Residual sugar is a measure of the sweetness of the wine.  There are many ways for a winemaker to reach a desired level of residual sugar.   It starts with the level of sugar (Brix) when the grapes are harvested.  Next, the type of yeast used.  Yeast can only tolerate alcohol to a certain point.  Some yeast can tolerate more alcohol, some less.  The winemaker can use this to their advantage for alcohol levels and residual sugar.  Another method is called back sweetening wine and there are multiple ways to accomplish it.

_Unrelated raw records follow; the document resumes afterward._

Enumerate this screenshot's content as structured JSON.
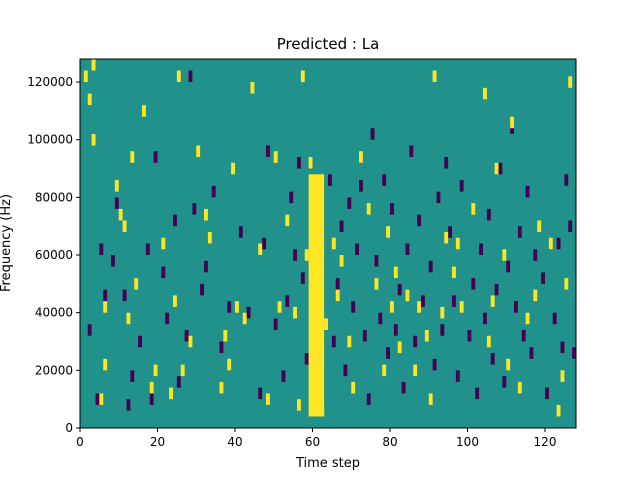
{
  "chart_data": {
    "type": "heatmap",
    "title": "Predicted : La",
    "xlabel": "Time step",
    "ylabel": "Frequency (Hz)",
    "x_range": [
      0,
      128
    ],
    "y_range": [
      0,
      128000
    ],
    "x_ticks": [
      0,
      20,
      40,
      60,
      80,
      100,
      120
    ],
    "x_tick_labels": [
      "0",
      "20",
      "40",
      "60",
      "80",
      "100",
      "120"
    ],
    "y_ticks": [
      0,
      20000,
      40000,
      60000,
      80000,
      100000,
      120000
    ],
    "y_tick_labels": [
      "0",
      "20000",
      "40000",
      "60000",
      "80000",
      "100000",
      "120000"
    ],
    "grid": false,
    "colormap": "viridis",
    "levels": {
      "low": "#440154",
      "mid": "#21918c",
      "high": "#fde725"
    },
    "background_level": "mid",
    "dense_band": {
      "level": "high",
      "time_start": 59,
      "time_end": 63,
      "freq_start": 4000,
      "freq_end": 88000
    },
    "high_cells": [
      [
        1,
        120000
      ],
      [
        2,
        112000
      ],
      [
        3,
        124000
      ],
      [
        3,
        98000
      ],
      [
        5,
        8000
      ],
      [
        6,
        40000
      ],
      [
        6,
        20000
      ],
      [
        9,
        82000
      ],
      [
        10,
        72000
      ],
      [
        11,
        68000
      ],
      [
        12,
        36000
      ],
      [
        13,
        92000
      ],
      [
        14,
        48000
      ],
      [
        16,
        108000
      ],
      [
        18,
        12000
      ],
      [
        19,
        18000
      ],
      [
        21,
        62000
      ],
      [
        23,
        10000
      ],
      [
        24,
        42000
      ],
      [
        25,
        120000
      ],
      [
        26,
        18000
      ],
      [
        28,
        28000
      ],
      [
        30,
        94000
      ],
      [
        32,
        72000
      ],
      [
        33,
        64000
      ],
      [
        36,
        12000
      ],
      [
        37,
        30000
      ],
      [
        38,
        20000
      ],
      [
        39,
        88000
      ],
      [
        40,
        40000
      ],
      [
        42,
        36000
      ],
      [
        44,
        116000
      ],
      [
        46,
        60000
      ],
      [
        48,
        8000
      ],
      [
        50,
        92000
      ],
      [
        51,
        40000
      ],
      [
        53,
        70000
      ],
      [
        55,
        38000
      ],
      [
        56,
        6000
      ],
      [
        57,
        120000
      ],
      [
        58,
        58000
      ],
      [
        59,
        90000
      ],
      [
        62,
        4000
      ],
      [
        63,
        34000
      ],
      [
        65,
        62000
      ],
      [
        66,
        44000
      ],
      [
        67,
        56000
      ],
      [
        69,
        28000
      ],
      [
        70,
        12000
      ],
      [
        72,
        92000
      ],
      [
        74,
        74000
      ],
      [
        76,
        48000
      ],
      [
        78,
        18000
      ],
      [
        79,
        66000
      ],
      [
        80,
        40000
      ],
      [
        81,
        52000
      ],
      [
        82,
        26000
      ],
      [
        84,
        44000
      ],
      [
        86,
        18000
      ],
      [
        87,
        40000
      ],
      [
        89,
        30000
      ],
      [
        90,
        8000
      ],
      [
        91,
        120000
      ],
      [
        93,
        38000
      ],
      [
        94,
        64000
      ],
      [
        96,
        52000
      ],
      [
        97,
        62000
      ],
      [
        98,
        40000
      ],
      [
        101,
        74000
      ],
      [
        104,
        114000
      ],
      [
        105,
        28000
      ],
      [
        106,
        42000
      ],
      [
        107,
        88000
      ],
      [
        109,
        58000
      ],
      [
        110,
        20000
      ],
      [
        111,
        104000
      ],
      [
        113,
        12000
      ],
      [
        115,
        36000
      ],
      [
        117,
        44000
      ],
      [
        118,
        68000
      ],
      [
        121,
        62000
      ],
      [
        123,
        4000
      ],
      [
        124,
        16000
      ],
      [
        125,
        48000
      ],
      [
        126,
        118000
      ]
    ],
    "low_cells": [
      [
        2,
        32000
      ],
      [
        4,
        8000
      ],
      [
        5,
        60000
      ],
      [
        6,
        44000
      ],
      [
        8,
        56000
      ],
      [
        9,
        76000
      ],
      [
        11,
        44000
      ],
      [
        12,
        6000
      ],
      [
        13,
        16000
      ],
      [
        15,
        28000
      ],
      [
        17,
        60000
      ],
      [
        18,
        8000
      ],
      [
        19,
        92000
      ],
      [
        21,
        52000
      ],
      [
        22,
        36000
      ],
      [
        24,
        70000
      ],
      [
        25,
        14000
      ],
      [
        27,
        30000
      ],
      [
        28,
        120000
      ],
      [
        29,
        74000
      ],
      [
        31,
        46000
      ],
      [
        32,
        54000
      ],
      [
        34,
        80000
      ],
      [
        36,
        26000
      ],
      [
        38,
        40000
      ],
      [
        41,
        66000
      ],
      [
        43,
        38000
      ],
      [
        46,
        10000
      ],
      [
        47,
        62000
      ],
      [
        48,
        94000
      ],
      [
        50,
        34000
      ],
      [
        52,
        16000
      ],
      [
        53,
        42000
      ],
      [
        54,
        78000
      ],
      [
        55,
        58000
      ],
      [
        56,
        90000
      ],
      [
        57,
        50000
      ],
      [
        58,
        22000
      ],
      [
        60,
        32000
      ],
      [
        62,
        66000
      ],
      [
        64,
        84000
      ],
      [
        65,
        28000
      ],
      [
        66,
        48000
      ],
      [
        67,
        68000
      ],
      [
        68,
        18000
      ],
      [
        69,
        76000
      ],
      [
        70,
        40000
      ],
      [
        71,
        60000
      ],
      [
        72,
        82000
      ],
      [
        73,
        30000
      ],
      [
        74,
        8000
      ],
      [
        75,
        100000
      ],
      [
        76,
        56000
      ],
      [
        77,
        36000
      ],
      [
        78,
        84000
      ],
      [
        79,
        24000
      ],
      [
        80,
        74000
      ],
      [
        81,
        32000
      ],
      [
        82,
        46000
      ],
      [
        83,
        12000
      ],
      [
        84,
        60000
      ],
      [
        85,
        94000
      ],
      [
        86,
        28000
      ],
      [
        87,
        70000
      ],
      [
        88,
        42000
      ],
      [
        90,
        54000
      ],
      [
        91,
        20000
      ],
      [
        92,
        78000
      ],
      [
        93,
        32000
      ],
      [
        94,
        90000
      ],
      [
        95,
        66000
      ],
      [
        96,
        42000
      ],
      [
        97,
        16000
      ],
      [
        98,
        82000
      ],
      [
        100,
        30000
      ],
      [
        101,
        48000
      ],
      [
        102,
        10000
      ],
      [
        103,
        60000
      ],
      [
        104,
        36000
      ],
      [
        105,
        72000
      ],
      [
        106,
        22000
      ],
      [
        107,
        46000
      ],
      [
        108,
        88000
      ],
      [
        109,
        14000
      ],
      [
        110,
        54000
      ],
      [
        111,
        102000
      ],
      [
        112,
        40000
      ],
      [
        113,
        66000
      ],
      [
        114,
        30000
      ],
      [
        115,
        80000
      ],
      [
        116,
        24000
      ],
      [
        117,
        58000
      ],
      [
        119,
        50000
      ],
      [
        120,
        10000
      ],
      [
        122,
        36000
      ],
      [
        123,
        62000
      ],
      [
        124,
        26000
      ],
      [
        125,
        84000
      ],
      [
        126,
        68000
      ],
      [
        127,
        24000
      ]
    ]
  }
}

We measure alcohol by volume for two reasons.  First, for you as the customer.  Many customers want to know how potent their wine is.  As alcohol levels change, the taste of the wine can be impacted.  Most winemakers have a target level based on a specific wine and will want to meet the level to get just the right taste.  Secondly, the State of Ohio wants to know.  We pay excise taxes on wine produced.  At a state level, it can change based on the percent alcohol by volume.

Last, and probably of highest importance, we measure SO2 (sulfur dioxide).  As long as the wine is in tanks, we need to maintain the right levels to protect the wine.  We also measure and adjust SO2 right before bottling to maintain the flavor and freshness.

Believe it or not, this is a fairly high level description.  You can do some google searches and find some very, very technical explanations.  I also only included the basic or generic version.   There are some standard practices, but I’ve learned that every winemaker works a little different.  It’s not a matter of wrong or right.  We all add our “fingerprint” to the wines we make.  That’s what makes it a craft and a joy!